During the first three years of occupation women were mostly confined to their homes, protected by male relatives. But now that the savagery of their circumstances has propelled many of them to the head of their households, they are risking their lives outdoors. Since men are the main target of US-led troops, militias and death squads, black-cloaked women are seen queuing at prisons, government offices or morgues, in search of disappeared, or detained, male relatives. It is women who bury the dead. Baghdad has become a city of bereaved women. But contrary to what we are told by the occupation and its puppet regime, this is not the only city that is subject to the brutality that forces thousands of Iraqis to flee their country every month.
Bodies are found across the country from Mosul to Kirkuk to Basra. They are handcuffed, blindfolded and bullet-ridden, bearing signs of torture. They are dumped at roadsides or found floating in the Tigris or Euphrates.
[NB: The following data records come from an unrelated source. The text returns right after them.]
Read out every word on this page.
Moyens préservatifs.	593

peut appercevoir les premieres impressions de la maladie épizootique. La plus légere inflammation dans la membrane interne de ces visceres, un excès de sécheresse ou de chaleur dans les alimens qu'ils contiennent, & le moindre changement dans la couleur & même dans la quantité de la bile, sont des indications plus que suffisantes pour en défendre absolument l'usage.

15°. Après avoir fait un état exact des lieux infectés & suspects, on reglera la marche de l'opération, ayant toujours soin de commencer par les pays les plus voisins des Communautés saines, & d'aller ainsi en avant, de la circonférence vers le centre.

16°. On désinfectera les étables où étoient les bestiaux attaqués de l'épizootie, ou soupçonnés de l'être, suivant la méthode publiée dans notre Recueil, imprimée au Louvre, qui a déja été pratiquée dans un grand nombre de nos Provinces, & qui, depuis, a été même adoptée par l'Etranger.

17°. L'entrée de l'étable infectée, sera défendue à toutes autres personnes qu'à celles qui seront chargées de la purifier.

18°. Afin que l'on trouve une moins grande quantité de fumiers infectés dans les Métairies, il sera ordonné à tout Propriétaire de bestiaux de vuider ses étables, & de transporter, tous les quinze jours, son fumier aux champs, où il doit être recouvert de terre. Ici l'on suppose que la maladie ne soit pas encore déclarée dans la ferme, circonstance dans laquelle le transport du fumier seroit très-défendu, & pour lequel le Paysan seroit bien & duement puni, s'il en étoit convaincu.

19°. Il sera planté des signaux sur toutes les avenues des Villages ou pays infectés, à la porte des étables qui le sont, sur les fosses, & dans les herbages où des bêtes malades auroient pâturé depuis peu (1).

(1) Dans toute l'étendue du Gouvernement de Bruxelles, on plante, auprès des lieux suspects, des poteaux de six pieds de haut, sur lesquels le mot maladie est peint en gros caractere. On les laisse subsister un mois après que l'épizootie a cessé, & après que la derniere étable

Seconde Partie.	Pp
A friend of mine who found her brother's body in a hospital's fridge told me how she checked his body and was relieved. "He was not tortured", she said. "He was just shot in the head."
Occupation has left no room for any initiative independent of the officially sanctioned political process; for a peaceful opposition or civil society that could create networks to bridge the politically manufactured divide. Only the mosque can fulfil this role. In the absence of the state, some mosques provide basic services, running clinics or schools. In addition to the call to prayer, their loudspeakers warn people of impending attacks or to appeal for blood donors.